Im KONDE-Projekt, das aus Hochschulraumstrukturmitteln finanziert wird, beschäftigten sich sieben universitäre Partner und drei weitere Einrichtungen aus unterschiedlichen Blickwinkeln mit theoretischen und praktischen Aspekten der Digitalen Edition. Ein Outcome des Projektes stellt das Weißbuch dar, welches über 200 Artikel zum Thema Digitale Edition umfasst. Die behandelten Themenkomplexe reichen dabei über Digitale Editionswissenschaft im Allgemeinen, Annotation und Modellierung, Interfaces, Archivierung und Metadaten bis hin zu rechtlichen Aspekten.

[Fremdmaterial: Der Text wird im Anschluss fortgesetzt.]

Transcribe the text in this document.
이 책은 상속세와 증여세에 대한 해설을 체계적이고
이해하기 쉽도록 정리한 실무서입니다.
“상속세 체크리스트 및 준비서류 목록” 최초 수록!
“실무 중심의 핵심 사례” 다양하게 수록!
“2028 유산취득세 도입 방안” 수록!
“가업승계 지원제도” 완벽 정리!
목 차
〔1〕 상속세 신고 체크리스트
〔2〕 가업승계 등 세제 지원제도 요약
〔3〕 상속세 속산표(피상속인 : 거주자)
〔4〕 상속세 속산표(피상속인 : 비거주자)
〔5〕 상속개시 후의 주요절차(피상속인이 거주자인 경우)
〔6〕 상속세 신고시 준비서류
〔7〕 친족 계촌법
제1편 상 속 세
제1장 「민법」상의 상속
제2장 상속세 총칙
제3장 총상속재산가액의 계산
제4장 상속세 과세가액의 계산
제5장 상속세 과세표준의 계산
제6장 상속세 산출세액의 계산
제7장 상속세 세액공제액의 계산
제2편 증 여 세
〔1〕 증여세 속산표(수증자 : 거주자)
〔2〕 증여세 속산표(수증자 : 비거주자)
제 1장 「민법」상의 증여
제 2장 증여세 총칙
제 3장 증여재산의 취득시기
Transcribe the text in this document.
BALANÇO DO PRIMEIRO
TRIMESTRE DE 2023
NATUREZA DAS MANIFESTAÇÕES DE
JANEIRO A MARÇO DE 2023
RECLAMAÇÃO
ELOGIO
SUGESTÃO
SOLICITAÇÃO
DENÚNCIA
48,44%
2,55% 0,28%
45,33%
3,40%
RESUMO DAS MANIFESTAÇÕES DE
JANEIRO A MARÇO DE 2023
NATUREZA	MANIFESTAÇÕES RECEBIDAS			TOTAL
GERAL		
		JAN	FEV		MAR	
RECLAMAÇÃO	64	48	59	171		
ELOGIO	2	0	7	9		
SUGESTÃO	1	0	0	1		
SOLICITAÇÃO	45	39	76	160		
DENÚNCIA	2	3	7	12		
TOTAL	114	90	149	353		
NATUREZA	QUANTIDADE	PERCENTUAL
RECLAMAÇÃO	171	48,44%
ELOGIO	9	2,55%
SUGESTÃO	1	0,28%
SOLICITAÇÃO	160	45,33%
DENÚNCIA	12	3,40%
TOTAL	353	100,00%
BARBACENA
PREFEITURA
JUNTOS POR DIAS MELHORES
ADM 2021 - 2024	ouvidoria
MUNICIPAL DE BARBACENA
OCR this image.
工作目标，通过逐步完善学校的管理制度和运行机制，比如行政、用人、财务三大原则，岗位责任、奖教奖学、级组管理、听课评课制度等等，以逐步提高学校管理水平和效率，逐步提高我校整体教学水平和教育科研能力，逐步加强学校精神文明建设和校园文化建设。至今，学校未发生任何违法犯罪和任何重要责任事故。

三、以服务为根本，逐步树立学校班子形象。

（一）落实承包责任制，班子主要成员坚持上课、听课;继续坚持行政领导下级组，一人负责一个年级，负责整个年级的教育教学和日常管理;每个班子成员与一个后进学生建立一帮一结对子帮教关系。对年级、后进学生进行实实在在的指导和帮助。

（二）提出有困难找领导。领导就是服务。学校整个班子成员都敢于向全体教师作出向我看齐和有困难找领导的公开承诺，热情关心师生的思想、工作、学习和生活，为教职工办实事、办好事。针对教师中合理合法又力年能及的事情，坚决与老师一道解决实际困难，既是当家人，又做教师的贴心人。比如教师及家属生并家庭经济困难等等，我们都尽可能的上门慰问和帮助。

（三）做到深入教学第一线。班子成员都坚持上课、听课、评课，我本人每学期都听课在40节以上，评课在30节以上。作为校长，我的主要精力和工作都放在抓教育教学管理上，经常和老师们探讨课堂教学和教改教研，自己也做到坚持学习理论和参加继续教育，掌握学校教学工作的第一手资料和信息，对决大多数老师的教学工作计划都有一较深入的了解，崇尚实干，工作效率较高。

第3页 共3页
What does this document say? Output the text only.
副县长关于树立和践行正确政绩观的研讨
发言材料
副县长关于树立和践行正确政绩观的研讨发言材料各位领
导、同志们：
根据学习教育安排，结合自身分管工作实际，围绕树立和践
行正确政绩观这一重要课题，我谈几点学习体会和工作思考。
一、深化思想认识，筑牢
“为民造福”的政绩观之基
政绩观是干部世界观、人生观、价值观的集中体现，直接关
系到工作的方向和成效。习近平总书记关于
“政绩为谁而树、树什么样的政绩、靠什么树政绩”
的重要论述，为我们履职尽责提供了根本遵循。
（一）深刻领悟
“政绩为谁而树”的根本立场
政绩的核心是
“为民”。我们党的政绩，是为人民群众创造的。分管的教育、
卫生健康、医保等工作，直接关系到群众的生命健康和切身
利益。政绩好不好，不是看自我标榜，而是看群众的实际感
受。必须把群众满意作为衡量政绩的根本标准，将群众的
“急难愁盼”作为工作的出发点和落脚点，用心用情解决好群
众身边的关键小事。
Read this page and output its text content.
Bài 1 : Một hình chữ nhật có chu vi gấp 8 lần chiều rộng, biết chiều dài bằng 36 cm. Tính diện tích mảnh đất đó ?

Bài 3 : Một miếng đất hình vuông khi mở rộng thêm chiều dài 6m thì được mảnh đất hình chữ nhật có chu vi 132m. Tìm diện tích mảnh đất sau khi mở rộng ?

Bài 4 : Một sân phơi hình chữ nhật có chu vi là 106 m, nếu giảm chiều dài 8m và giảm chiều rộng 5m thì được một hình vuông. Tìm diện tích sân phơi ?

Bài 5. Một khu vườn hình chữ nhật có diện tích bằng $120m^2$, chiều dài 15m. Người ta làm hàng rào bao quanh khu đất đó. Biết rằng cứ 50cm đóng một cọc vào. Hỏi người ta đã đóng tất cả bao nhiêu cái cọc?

Die automatisierte Erkennung von Handschrift (Handwritten Text
Recognition) beruht in Transkribus auf exakt
demselben Verfahren bzw. derselben Engine, die auch für die
Druckschriftenerkennung (OCR)
angewendet wird. Allerdings müssen die neuronalen Netze mit einer Reihe
zusätzlicher Herausforderungen zurechtkommen, da der Standardisierungsgrad bei
Handschriften insgesamt wesentlich geringer ist als bei Druckschrift. Konkret
bedeutet dies, dass wesentlich mehr Trainingsdaten notwendig sind, um diese
Aufgabe bewältigen zu können. Das macht sich insbesondere bei großen Modellen
bemerkbar, die zum Beispiel für eine Epoche von 100 oder mehr Jahren gute
Ergebnisse erzielen sollen.
Der einfachste Fall, der jedoch bei der Erstellung von digitalen Editionen häufig
auftreten wird, ist gegeben, wenn ein Modell für einen einzelnen Schreiber
trainiert werden soll. Hier reichen schon relativ wenige Seiten aus, um gute
Ergebnisse erzielen zu können. Als Beispiel führen wir die Tagebücher von Andreas
Okopenko an, die im Rahmen des KONDE-Projekts in Transkribus trainiert wurden. Hier lässt sich auch gut der Fortschritt
der letzten Jahre dokumentieren. Das erste Modell, das im Frühjahr 2018 erzeugt
wurde, weist eine Fehlerquote von 10,17 Prozent am Validierungsset auf. Mit der
weiterentwickelten Engine hingegen wird auf den identischen Trainingsdaten eine
Fehlerquote von 3,61 Prozent erreicht. Das Trainingsset besitzt in beiden Fällen
20.782 Wörter, geht man von 200 Wörtern pro Seite aus, dann liegen also nicht mehr
als ca. 100 Seiten Trainingsmaterial zugrunde.
Eines der größten Modelle für historische Handschriften in Transkribus wurde vom Nationalarchiv der Niederlande zusammen mit dem
Stadtarchiv Amsterdam erstellt. Das Modell umfasst ca. 7.000 Seiten bzw. 1.384.893
Wörter und erzielt auf dem Validierungsset 5,67 Prozent. Die zugrundeliegenden
Trainingsdaten wurden auf Basis einer Zufallsstichprobe aus mehreren Millionen
Seiten des 18. Jahrhunderts ausgewählt. Das Modell enthält hunderte
unterschiedliche Schreiber und kann daher mit einer Vielzahl unterschiedlicher
Schreibstile umgehen.
Ganz ähnliche Ergebnisse können auch mit den Kurrentmodellen in Transkribus erzielt werden, die auf ähnlichen Datenmengen beruhen. Hier
wurden mehrere tausend Seiten Kurrentschrift aus dem 17. bis 20. Jahrhundert
zugrunde gelegt. Der Schwerpunkt liegt allerdings auf dem späten 19. Jahrhundert.
Die Modelle sind in Transkribus frei verfügbar.
Zusammenfassend lässt sich sagen, dass mit dem Einsatz moderner Methoden der Texterkennung bei historischen Druckschriften nahezu fehlerlose Transkriptionen erzielt werden können. Bei historischen Handschriften sind die Ergebnisse noch deutlich fehlerhafter, trotzdem lassen sich mit überschaubarem Aufwand auch für Handschriften Modelle trainieren, die sowohl die Transkription beschleunigen, als auch die Durchsuchbarkeit großer Dokumentenmengen ermöglichen.